Vrbo – Vacation Rentals
- Company type: Subsidiary
- Website type: Vacation rental
- Owner: Expedia Group
- Commercial: Yes
- Launched: 1995; 31 years ago (as Vacation Rentals by Owner)
- Current status: Active

= Vrbo =

American vacation rental online marketplace

Vrbo (/ˈvɜːrboʊ/ VUR-boh) is an American online marketplace for vacation rentals and is owned by Expedia Group. Primarily based in Austin, Texas, VRBO was originally an abbreviation for Vacation Rentals by Owner, but since 2019 the company has been known as Vrbo.

==History==
The VRBO website was created by David Clouse, a programmer, in 1995 in Aurora, Colorado with the goal of renting his Breckenridge Ski Resort condo. The website soon became popular with homeowners that wanted to list their properties for short term rental.

By 2006, VRBO had over 465,000 rental listings and was adding 100 new listings per day.

VRBO originally had a subscription business model in which payment of an annual fee allowed homeowners to list their properties on the website.

In 2006, VRBO was acquired by HomeAway.

On November 4, 2015, Expedia Group announced it would acquire HomeAway, including VRBO, for $3.9 billion. The transaction closed in the first quarter of 2016.

In March 2019, VRBO was re-branded Vrbo, including a new logo, capitalization, and pronunciation.

In May 2019, Expedia Group announced plans to streamline its vacation portfolio, naming Vrbo its primary vacation rental brand and retiring HomeAway.

In 2022, Expedia Group and Wieden+Kennedy created an advertisement for Vrbo called "A Place for Together", which aired during the Super Bowl pre-game and featured the song "Right Where I Belong" from the 1984 film The Muppets Take Manhattan. In the same year, Vrbo became a multi-year title sponsor of the Fiesta Bowl.

In 2023, As part of Expedia Group's platform consolidation, Vrbo's consumer front end migrated onto the Brand Expedia technology stack. Vrbo was also integrated into the One Key unified loyalty program across Expedia, Hotels.com and Vrbo in the United States in 2023, expanding to other countries in 2024.

==Criticism==
===Strict refund policies during the COVID-19 pandemic===
During the COVID-19 pandemic, Airbnb and Tripadvisor forced property owners to offer full refunds to travelers that were impacted by the COVID-19 lockdowns. However, Vrbo did not mandate that hosts offer refunds to guests, leaving it up to guests and hosts to work out the details of any refunds. This prompted calls on Twitter to boycott Vrbo. Vrbo did, however, prohibit hosts from downplaying the COVID-19 pandemic in refund negotiations with guests. In 2024, Vrbo added a cancellation policy requiring hosts to issue refunds regardless of the property's cancellation rules during "unforeseen large scale travel disruptions". Vrbo decides whether a given situation qualifies for this policy, in which case it applies to all affected reservations.
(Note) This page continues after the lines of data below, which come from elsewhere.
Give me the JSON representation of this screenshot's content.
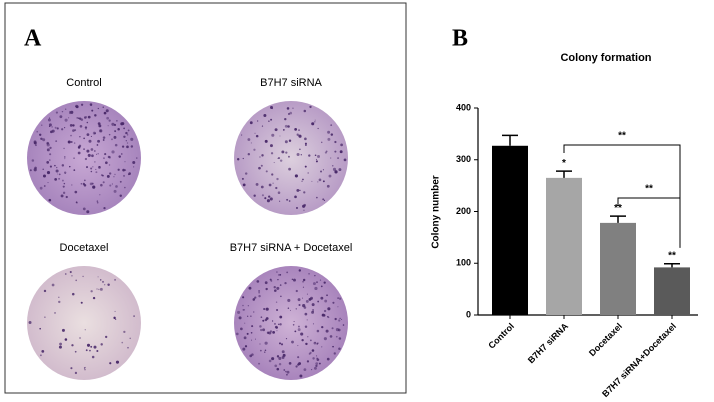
{
  "panel_a": {
    "label": "A",
    "dishes": [
      "Control",
      "B7H7 siRNA",
      "Docetaxel",
      "B7H7 siRNA + Docetaxel"
    ]
  },
  "chart_data": {
    "type": "bar",
    "panel_label": "B",
    "title": "Colony formation",
    "y_label": "Colony number",
    "categories": [
      "Control",
      "B7H7 siRNA",
      "Docetaxel",
      "B7H7 siRNA+Docetaxel"
    ],
    "values": [
      327,
      265,
      178,
      92
    ],
    "errors": [
      20,
      13,
      13,
      7
    ],
    "colors": [
      "#000000",
      "#a6a6a6",
      "#808080",
      "#5a5a5a"
    ],
    "bar_labels": [
      null,
      "*",
      "**",
      "**"
    ],
    "comparisons": [
      {
        "from": 1,
        "to": 3,
        "label": "**"
      },
      {
        "from": 2,
        "to": 3,
        "label": "**"
      }
    ],
    "ylim": [
      0,
      400
    ],
    "yticks": [
      0,
      100,
      200,
      300,
      400
    ]
  }
}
===Lack of backing of guarantee===
The company has been accused of not complying with its "book with confidence" guarantee. In one case, a customer claims to have lost £6,000 after the property owner of a rental property in Ibiza booked on Vrbo "disappeared". The credit card issuer did not protect the customer as the payment was made to an "agent" rather than the host and Vrbo dismissed the claim citing that it is a matter between the host and the renter. Trustpilot reviews indicate that this user experience is common.

===Hidden cameras in property bedrooms===
In 2022 the company was the subject of several lawsuits after customers renting properties using the platform have found hidden cameras in private areas of properties, including in bedrooms. Police have also found images of guests undressed on the computers of such homeowners.

===Non-compliance with rental laws===
In March 2022, Vrbo was sued by the city of Los Angeles for not complying with its rental laws, including allowing hosts to use the platform without registering under the city's short-term rental ordinance. City Attorney Mike Feuer claimed that about 29% of bookings made in a recent 30-day period appeared to violate the city's rules.